There have been times in the last year and a half that I have felt normal. For a few minutes, the pain of loss isn’t overwhelming. The loss will forever be etched into my life and forever I will have to ride the waves of grief.
For a little bit, life had gotten back to normal. But then, out of nowhere, the loss of my dad comes in like a tidal wave. I cried as I walked out of a movie that my dad would have wanted to see. The tears fall a little more often lately but that’s just it…I have to ride the waves.
Recently, I stared at the watercolor “Mr. Incredible” poster we have hanging in the living room and allowed the tears to spill onto my cheeks. I had been keeping it together. I was proud because while I hated it, I felt like I was living again. But if you’ve ever experienced grief you know it isn’t a linear process. One day is good and the other can be littered with tears and memories. When you face loss, there is a confusing dichotomy of both trying to move on and feeling guilty to do so. One step forward, two steps back…it’s how grief can work. Would this grief ever go away?
Then came more grief. And once again we were saying goodbye to another piece of my family. My grandma went to be with Jesus at the end of May. The parts above were written before we lost here and still seemed so fitting that I wanted to still share. Because grief can come in waves and all the sudden you could be staring at a new tidal wave when you thought it was supposed to be calm seas.
My family was now facing the loss of two parts of our hearts. Two lights in our family. Our grief was compounded with more grief. A week or so again I had tried to write a post titled just that and I tried over and over again to write it…and I couldn’t. I couldn’t explain what it’s like when grief becomes compounded by more grief. It’s hard to explain, it’s hard to live through.
How many of you have traveled through those waves of grief? Did you know this, friends? Jesus walks through those waves with us. One thing I can say, we are standing today because Jesus has walked with us through every moment. I don’t understand and don’t always like it. I get mad. But at the end of the day, I know that Jesus has never left us and is the reason those waves don’t drown us.

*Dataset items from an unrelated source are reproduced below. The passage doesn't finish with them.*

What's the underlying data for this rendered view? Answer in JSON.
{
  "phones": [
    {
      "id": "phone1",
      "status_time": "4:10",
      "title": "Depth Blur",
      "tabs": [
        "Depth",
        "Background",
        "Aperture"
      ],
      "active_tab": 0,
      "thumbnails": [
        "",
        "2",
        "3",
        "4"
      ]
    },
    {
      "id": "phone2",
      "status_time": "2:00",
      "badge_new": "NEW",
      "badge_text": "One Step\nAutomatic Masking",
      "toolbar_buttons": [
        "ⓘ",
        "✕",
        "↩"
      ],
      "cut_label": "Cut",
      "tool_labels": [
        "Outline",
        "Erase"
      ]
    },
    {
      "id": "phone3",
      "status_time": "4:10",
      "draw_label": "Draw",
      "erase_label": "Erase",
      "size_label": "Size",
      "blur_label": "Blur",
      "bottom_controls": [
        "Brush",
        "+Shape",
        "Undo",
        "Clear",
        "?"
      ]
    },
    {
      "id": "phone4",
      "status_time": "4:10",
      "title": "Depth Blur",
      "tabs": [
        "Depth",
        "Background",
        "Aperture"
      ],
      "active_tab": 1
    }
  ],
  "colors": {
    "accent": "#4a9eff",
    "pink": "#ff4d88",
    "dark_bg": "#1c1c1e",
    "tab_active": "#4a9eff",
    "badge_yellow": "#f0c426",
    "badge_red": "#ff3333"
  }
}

I heard someone say a few weeks ago that was basically no one ever really stops grieving. You just learn to live with it and learn to slowly move on and not let the grief paralyze you. The grief becomes a little more bearable but there will always be things that pull those heartstrings and remind us of those we love. I constantly see my dad in the little things. In the way I push up my glasses…in my sisters need to provide. My grandma is still all around me as well. In the way my grandpa hovers over us like she would…in my love of art.
I know this has been a bit of a ramble…but that’s how I process. Since my grandma died, I think I have been mentally blocking out a lot of the emotions and living in survival mode. As I said, some waves feel like tidal waves when it comes to battling grief. But you aren’t alone and the ups and downs of grief are expected and normal. Just remember to cling to the God that calms the storms when you’re struggling.